A joint-investigation by the Observer/ Guardian and the Sunday Mirror claims Cummings was spotted in Durham on April 19, two days after he had been photographed in London, to where he had initially returned following his recovery from coronavirus at his parents’ property.
‘A bit gobsmacked to see him’
A week earlier Robin Lees, a 70-year-old retired chemistry teacher, claims he saw Cummings walking with his family by the river Tees in Barnard Castle, some 30 miles from Durham.
“I was a bit gobsmacked to see him,” Lees said. “I went home and told my wife, we thought he must be in London. I searched up the number plate later that day and my computer search history shows that.”
In light of the fates suffered by other high profile advisers who broke lockdown rules during the coronavirus – such as Scotland’s former chief medical officer Catherine Calderwood and the UK government scientific adviser Prof Neil Ferguson – calls for Cummings to also resign intensified.

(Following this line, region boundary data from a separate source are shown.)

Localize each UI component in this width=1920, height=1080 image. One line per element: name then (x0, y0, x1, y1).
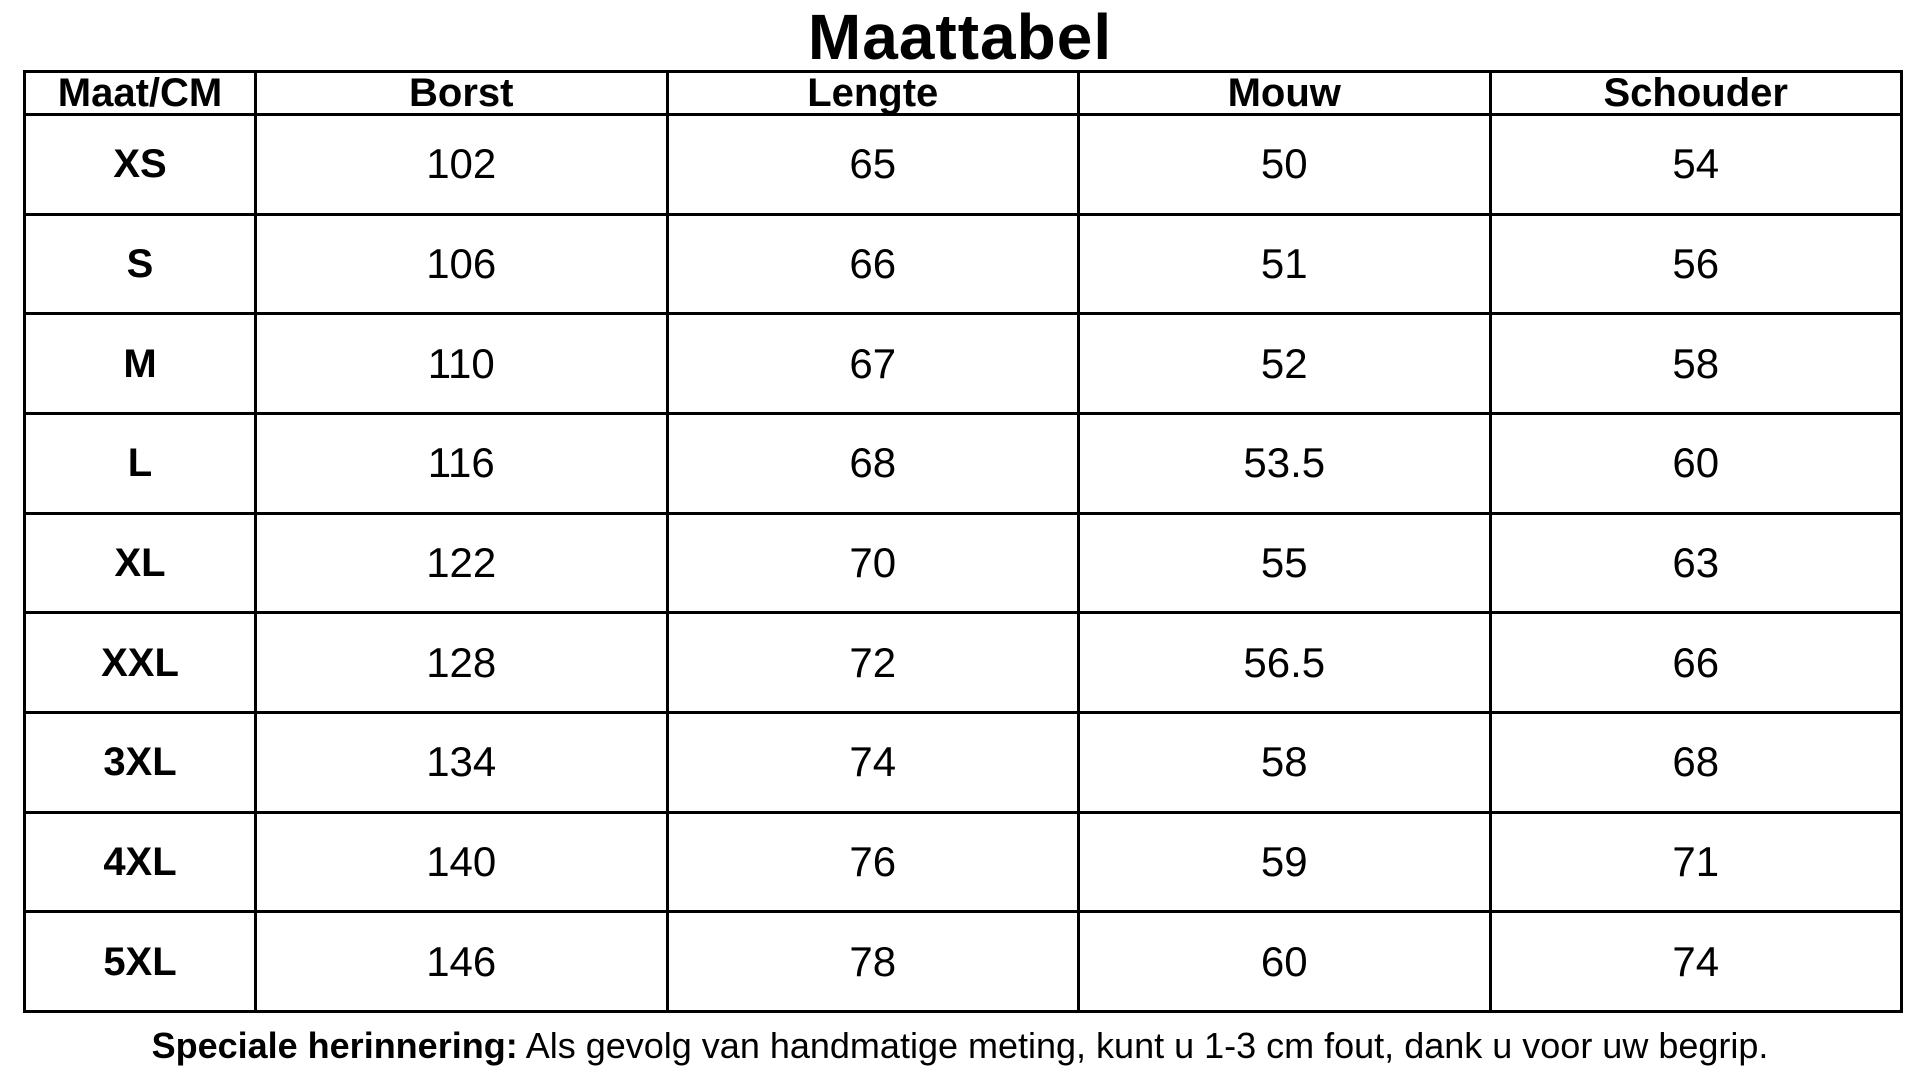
table-header-row: Maat/CM Borst Lengte Mouw Schouder (23, 70, 1903, 116)
size-cell: XS (23, 113, 257, 216)
table-row: XL 122 70 55 63 (23, 511, 1903, 615)
chest-cell: 146 (254, 910, 669, 1013)
length-cell: 67 (665, 312, 1080, 415)
note-text: Als gevolg van handmatige meting, kunt u… (517, 1025, 1769, 1066)
shoulder-cell: 66 (1488, 611, 1903, 714)
shoulder-cell: 54 (1488, 113, 1903, 216)
chest-cell: 116 (254, 411, 669, 515)
shoulder-cell: 58 (1488, 312, 1903, 415)
length-cell: 70 (665, 511, 1080, 615)
sleeve-cell: 52 (1077, 312, 1492, 415)
page-title: Maattabel (807, 1, 1113, 73)
size-cell: S (23, 212, 257, 316)
length-cell: 76 (665, 810, 1080, 914)
column-header-length: Lengte (665, 70, 1080, 116)
shoulder-cell: 63 (1488, 511, 1903, 615)
size-cell: XXL (23, 611, 257, 714)
sleeve-cell: 50 (1077, 113, 1492, 216)
length-cell: 68 (665, 411, 1080, 515)
shoulder-cell: 74 (1488, 910, 1903, 1013)
chest-cell: 110 (254, 312, 669, 415)
table-row: L 116 68 53.5 60 (23, 411, 1903, 515)
size-cell: L (23, 411, 257, 515)
table-row: 5XL 146 78 60 74 (23, 910, 1903, 1013)
column-header-size: Maat/CM (23, 70, 257, 116)
column-header-chest: Borst (254, 70, 669, 116)
chest-cell: 102 (254, 113, 669, 216)
sleeve-cell: 51 (1077, 212, 1492, 316)
column-header-shoulder: Schouder (1488, 70, 1903, 116)
table-row: XXL 128 72 56.5 66 (23, 611, 1903, 714)
length-cell: 72 (665, 611, 1080, 714)
shoulder-cell: 71 (1488, 810, 1903, 914)
note-label: Speciale herinnering: (151, 1025, 518, 1066)
column-header-sleeve: Mouw (1077, 70, 1492, 116)
chest-cell: 122 (254, 511, 669, 615)
size-cell: 4XL (23, 810, 257, 914)
table-row: 3XL 134 74 58 68 (23, 710, 1903, 814)
table-row: S 106 66 51 56 (23, 212, 1903, 316)
size-table: Maat/CM Borst Lengte Mouw Schouder XS 10… (23, 70, 1903, 1013)
size-cell: M (23, 312, 257, 415)
chest-cell: 134 (254, 710, 669, 814)
shoulder-cell: 68 (1488, 710, 1903, 814)
shoulder-cell: 60 (1488, 411, 1903, 515)
sleeve-cell: 60 (1077, 910, 1492, 1013)
length-cell: 65 (665, 113, 1080, 216)
chest-cell: 128 (254, 611, 669, 714)
sleeve-cell: 53.5 (1077, 411, 1492, 515)
size-cell: 3XL (23, 710, 257, 814)
length-cell: 66 (665, 212, 1080, 316)
length-cell: 74 (665, 710, 1080, 814)
table-row: 4XL 140 76 59 71 (23, 810, 1903, 914)
measurement-note: Speciale herinnering: Als gevolg van han… (0, 1023, 1920, 1069)
table-row: XS 102 65 50 54 (23, 113, 1903, 216)
chest-cell: 140 (254, 810, 669, 914)
sleeve-cell: 58 (1077, 710, 1492, 814)
sleeve-cell: 56.5 (1077, 611, 1492, 714)
length-cell: 78 (665, 910, 1080, 1013)
sleeve-cell: 55 (1077, 511, 1492, 615)
size-cell: XL (23, 511, 257, 615)
chest-cell: 106 (254, 212, 669, 316)
table-row: M 110 67 52 58 (23, 312, 1903, 415)
size-cell: 5XL (23, 910, 257, 1013)
sleeve-cell: 59 (1077, 810, 1492, 914)
shoulder-cell: 56 (1488, 212, 1903, 316)
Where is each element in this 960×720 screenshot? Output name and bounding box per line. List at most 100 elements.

“They didn’t do anything nearly as irresponsible as Cummings,” said Lees. “You don’t take the virus from one part of the country to another. It just beggars belief to think you could actually drive when the advice was stay home, save lives. It couldn’t have been clearer.”
One rule for them, one rule for the PM’s special advisor
Labour have called for an inquiry into Cummings’ first trip to Durham and last night shadow home secretary Rachel Reeves wrote to the cabinet secretary Sir Mark Sedwill, stating: “The British people do not expect there to be one rule for them and another rule for the Prime Minister’s most senior adviser.”
The SNP’s leader at Westminster Ian Blackford said Cummings should resign immediately and added that “one of the most remarkable things about this is we now know that others in No 10 were aware of this”.
“So there are some key questions for the Prime Minister to answer: When did he know about this? Did he sanction it? Why wasn’t Dominic Cummings sacked? Why is it that this appears to be a cover-up? And why weren’t the public told and we had to wait until this was broken in two newspapers this morning?” said Blackford – before Cummings’ second breach of lockdown rules was revealed.
‘It’s not about what you guys think’ – Cummings
Earlier this afternoon, Cummings exited his London home and immediately started remonstrating with the assembled journalists and photographers gathered at his gate, with the SPAD waving his child’s toys and telling those waiting: “Social distancing, social distancing, you’re supposed to be two metres apart.”
Putting the toys into the back of his car, Cummings said: “I behaved reasonably and legally.”
A reporter opined: “It’s not a good look though is it, Mr Cummings?”
“Who care’s about good looks?” he replied. “It’s a question of doing the right thing.
“It’s not about what you guys think.”